O fenômeno é global. As últimas três décadas apresentam uma diminuição no salário médio do jornalista no mundo todo, assim como a quantidade de jornalistas contratados. Nos Estados Unidos, um repórter ganha menos do que um trabalhado americano médio. Como Davies fala em seu livro, a idade média das redações despencou e jornalistas recém-formados e estagiários foram jogados aos leões para cuidar de matérias espinhosas. Checagem de fatos é uma prática abandonada nas redações e a dependência da reprodução do material recebido de agências transformou o jornalismop global em churnalism, para usar um termo usado por Davies,
No caso do Brasil, além de tudo isso, existe o problema educacional, onde a quantidade de entidades habilitadas a vender diplomas explodiu, jogando no mercado cerca de 40-50 mil profissionais novos por ano, a esmagadora maioria deles com falhas graves que se iniciam já no falido ensino fundamental, cujos dados de evolução têm muito mais a ver com manipulação de dados estatísticos do que com melhoras nos sistemas de ensino.
Momentos de expansão econômica são aqueles em que, obrigatoriamente, companhias e governos precisam investir dinheiro para criar bases sólidas, porque crises têm duas características: são cíclicas e inevitáveis. O faturamento das empresas de informação foi crescente por décadas, mas jamais houve investimento. Empresas que hoje estão se arrastando brandindo a tradição de tempos passados como seu maior asset estão fadadas a sumir.
Revalorizar o jornalista é um dos pilares da recuperação das empresas que queiram continuar vivas, mas fazer isso num momento de estresse financeiro é infinitamente mais difícil do que teria sido num outro cenário. A pressão das mudanças tecnológicas que fragmentaram o cenário de fontes de informação, o endividamento das grandes empresas (como o Washington Post, por exemplo) e a falta de versatilidade que as empresas têm para reverter suas culturas são os pilares da catástrofe que jaz à frente.
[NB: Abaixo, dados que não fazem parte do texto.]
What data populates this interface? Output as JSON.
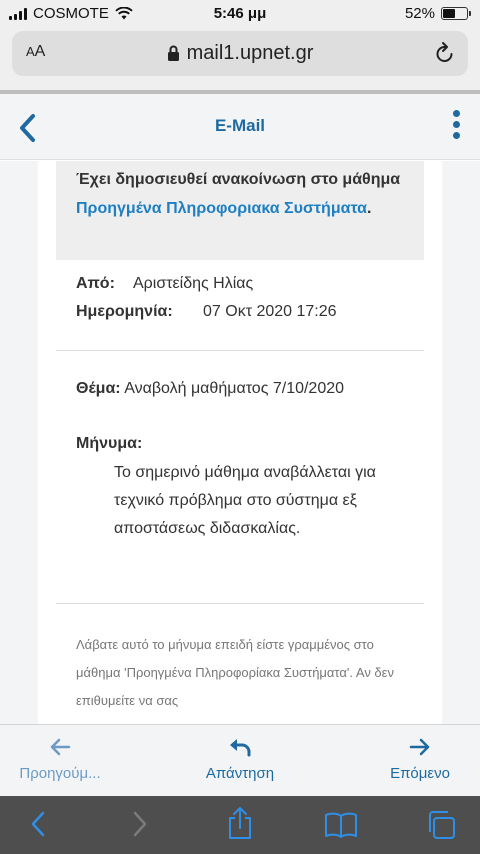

No Brasil, teoricamente, os pisos salariais giram entre R$863 (que por si só já seria vergonhoso) e R$2.337, mas quem está no mercado sabe que a tabela da FENAJé letra morta. Ofertas de salários por poucas centenas de reais são mais que frequentes. Com profissionais experientes, bem formados e bem pagos, enfrentar o ataque digital já seria difícil, mas possível, porque a diferença de material feito por bons profissionais e amadores ainda oferece algum vantagem. Sem isso, resta pouco a fazer além de rezar.